Résumé de la décision
Mme B..., ressortissante algérienne, conteste le jugement du Tribunal administratif de Melun ayant rejeté sa demande d'annulation de l'arrêté du préfet du Val-de-Marne du 2 novembre 2020, qui refusait le renouvellement de son certificat de résidence et l'obligeait à quitter le territoire français. Par cette décision, la Cour administrative d'appel a confirmé le jugement du tribunal administratif, rejetant ainsi la requête de Mme B... sur la base d'une absence d'erreur manifeste d'appréciation et en validant le choix de la formation de jugement de dispenser la rapporteure publique de prononcer des conclusions.
Arguments pertinents
1. Dispense de conclusions du rapporteur public : La Cour indique que la dispense de conclusions du rapporteur public était conforme aux dispositions de l'article R. 732-1-1 du code de justice administrative, qui permet une telle dispense pour certains contentieux, y compris ceux relatifs à l'entrée, au séjour et à l'éloignement des étrangers.
Citation pertinente : « le président de la formation de jugement ou le magistrat statuant seul peut dispenser le rapporteur public, sur sa proposition, de prononcer des conclusions à l'audience sur tout litige relevant des contentieux suivants : [...] 4° Entrée, séjour et éloignement des étrangers, à l'exception des expulsions. »

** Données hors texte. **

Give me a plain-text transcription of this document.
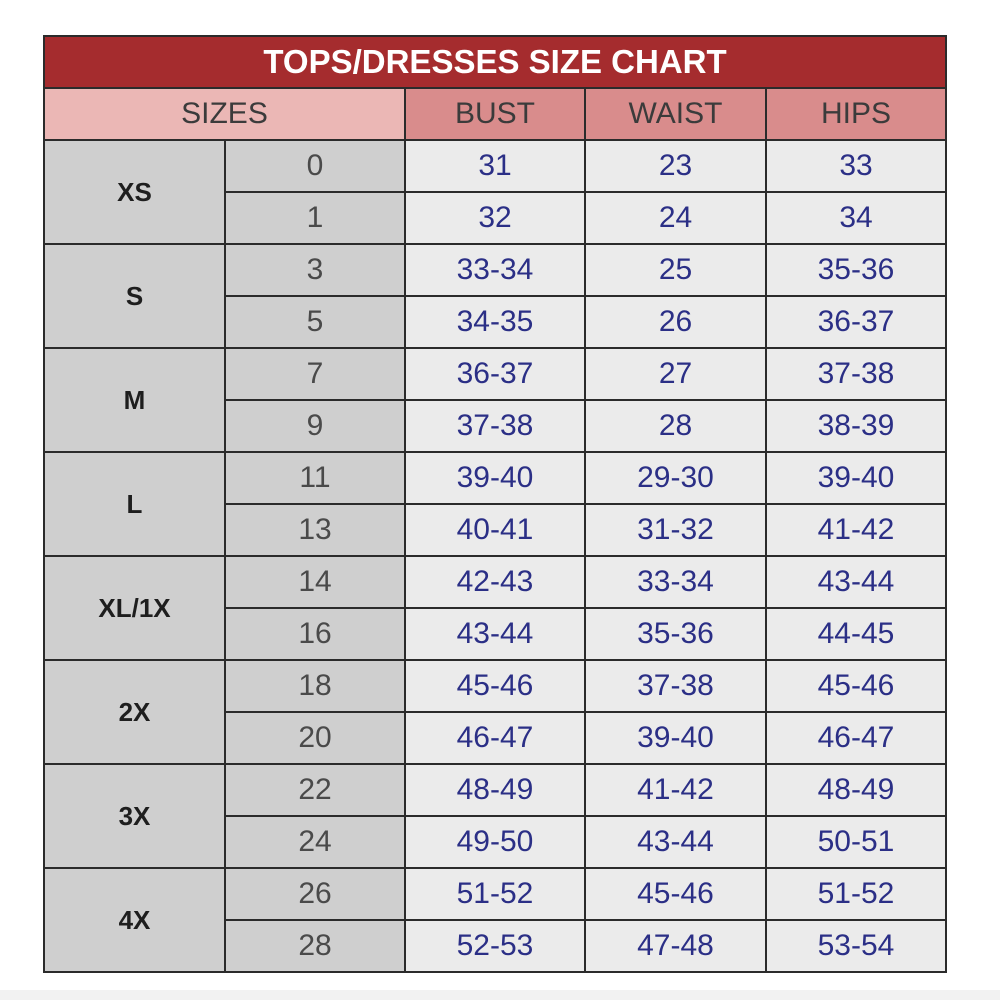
TOPS/DRESSES SIZE CHART				
SIZES		BUST	WAIST	HIPS
XS	0	31	23	33
	1	32	24	34
S	3	33-34	25	35-36
	5	34-35	26	36-37
M	7	36-37	27	37-38
	9	37-38	28	38-39
L	11	39-40	29-30	39-40
	13	40-41	31-32	41-42
XL/1X	14	42-43	33-34	43-44
	16	43-44	35-36	44-45
2X	18	45-46	37-38	45-46
	20	46-47	39-40	46-47
3X	22	48-49	41-42	48-49
	24	49-50	43-44	50-51
4X	26	51-52	45-46	51-52
	28	52-53	47-48	53-54
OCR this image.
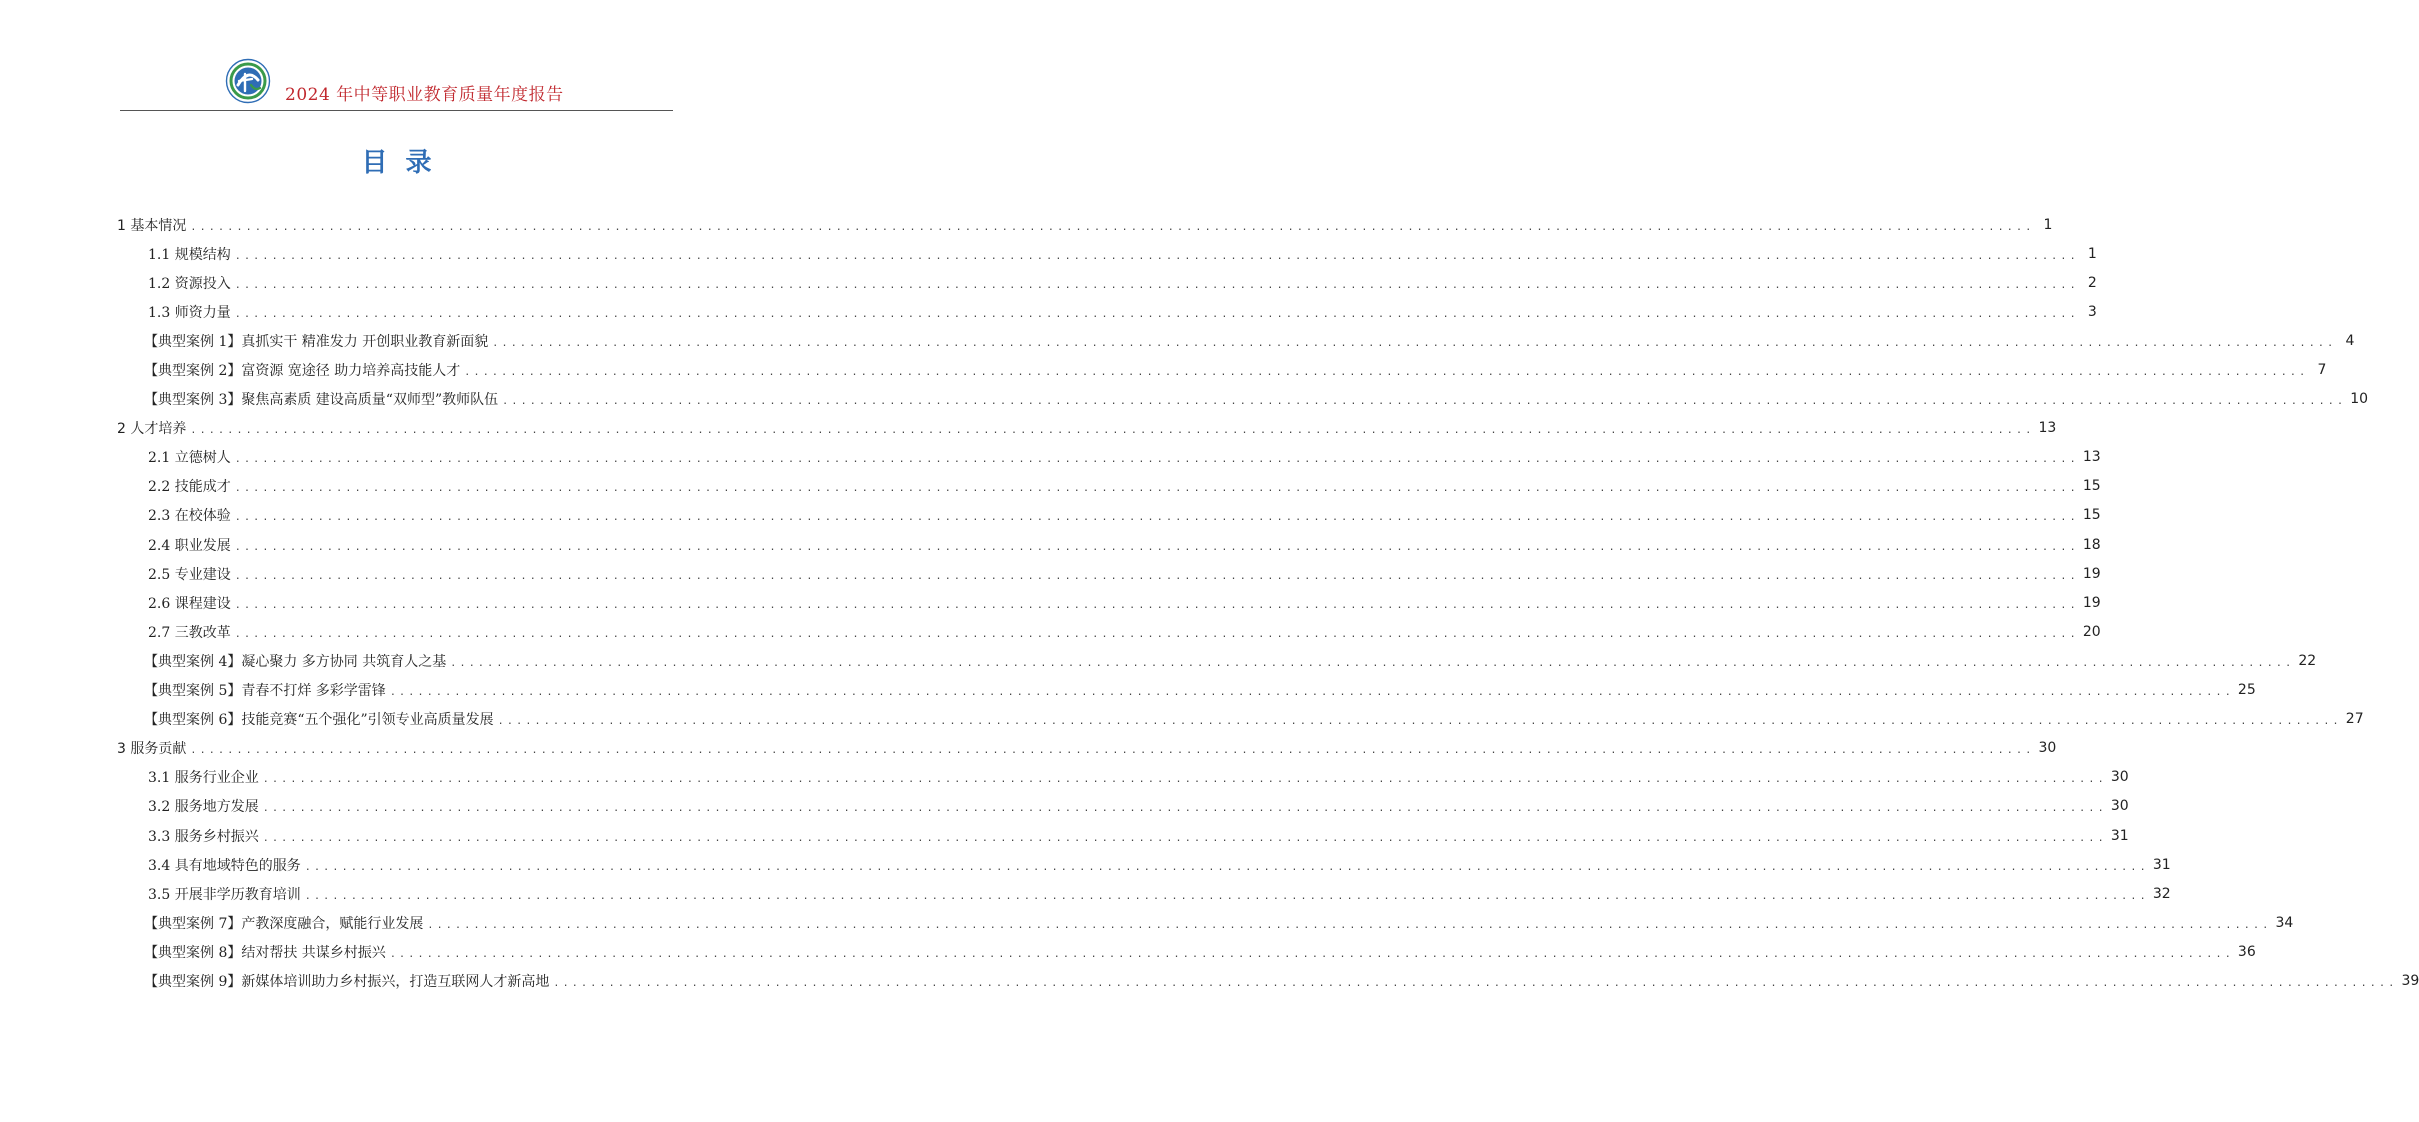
2024 年中等职业教育质量年度报告
目录
1 基本情况 ........................................................................................................................................................................................................ 1
1.1 规模结构 ........................................................................................................................................................................................................ 1
1.2 资源投入 ........................................................................................................................................................................................................ 2
1.3 师资力量 ........................................................................................................................................................................................................ 3
【典型案例 1】真抓实干 精准发力 开创职业教育新面貌 ........................................................................................................................................................................................................ 4
【典型案例 2】富资源 宽途径 助力培养高技能人才 ........................................................................................................................................................................................................ 7
【典型案例 3】聚焦高素质 建设高质量“双师型”教师队伍 ........................................................................................................................................................................................................ 10
2 人才培养 ........................................................................................................................................................................................................ 13
2.1 立德树人 ........................................................................................................................................................................................................ 13
2.2 技能成才 ........................................................................................................................................................................................................ 15
2.3 在校体验 ........................................................................................................................................................................................................ 15
2.4 职业发展 ........................................................................................................................................................................................................ 18
2.5 专业建设 ........................................................................................................................................................................................................ 19
2.6 课程建设 ........................................................................................................................................................................................................ 19
2.7 三教改革 ........................................................................................................................................................................................................ 20
【典型案例 4】凝心聚力 多方协同 共筑育人之基 ........................................................................................................................................................................................................ 22
【典型案例 5】青春不打烊 多彩学雷锋 ........................................................................................................................................................................................................ 25
【典型案例 6】技能竞赛“五个强化”引领专业高质量发展 ........................................................................................................................................................................................................ 27
3 服务贡献 ........................................................................................................................................................................................................ 30
3.1 服务行业企业 ........................................................................................................................................................................................................ 30
3.2 服务地方发展 ........................................................................................................................................................................................................ 30
3.3 服务乡村振兴 ........................................................................................................................................................................................................ 31
3.4 具有地域特色的服务 ........................................................................................................................................................................................................ 31
3.5 开展非学历教育培训 ........................................................................................................................................................................................................ 32
【典型案例 7】产教深度融合，赋能行业发展 ........................................................................................................................................................................................................ 34
【典型案例 8】结对帮扶 共谋乡村振兴 ........................................................................................................................................................................................................ 36
【典型案例 9】新媒体培训助力乡村振兴，打造互联网人才新高地 ........................................................................................................................................................................................................ 39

2. Absence d'éléments nouveaux : La Cour a également rejeté le moyen tiré d'une erreur manifeste d'appréciation, concluant que la décision du Tribunal administratif se fondait sur des éléments déjà examinés.
Citation pertinente : « le moyen tiré d'une erreur manifeste d'appréciation doit, en l'absence de tout élément nouveau, être écarté par adoption des motifs retenus par les premiers juges. »
Interprétations et citations légales
Interprétation de l'article R. 732-1-1 du code de justice administrative : Cet article prévoit que, dans certain types d'affaires, le rapporteur public peut être dispensé de prononcer des conclusions. Cette disposition reflète la volonté du législateur de fluidifier le traitement des affaires d'immigration devant la justice administrative, permettant ainsi un jugement plus rapide, tout en respectant les droits des parties.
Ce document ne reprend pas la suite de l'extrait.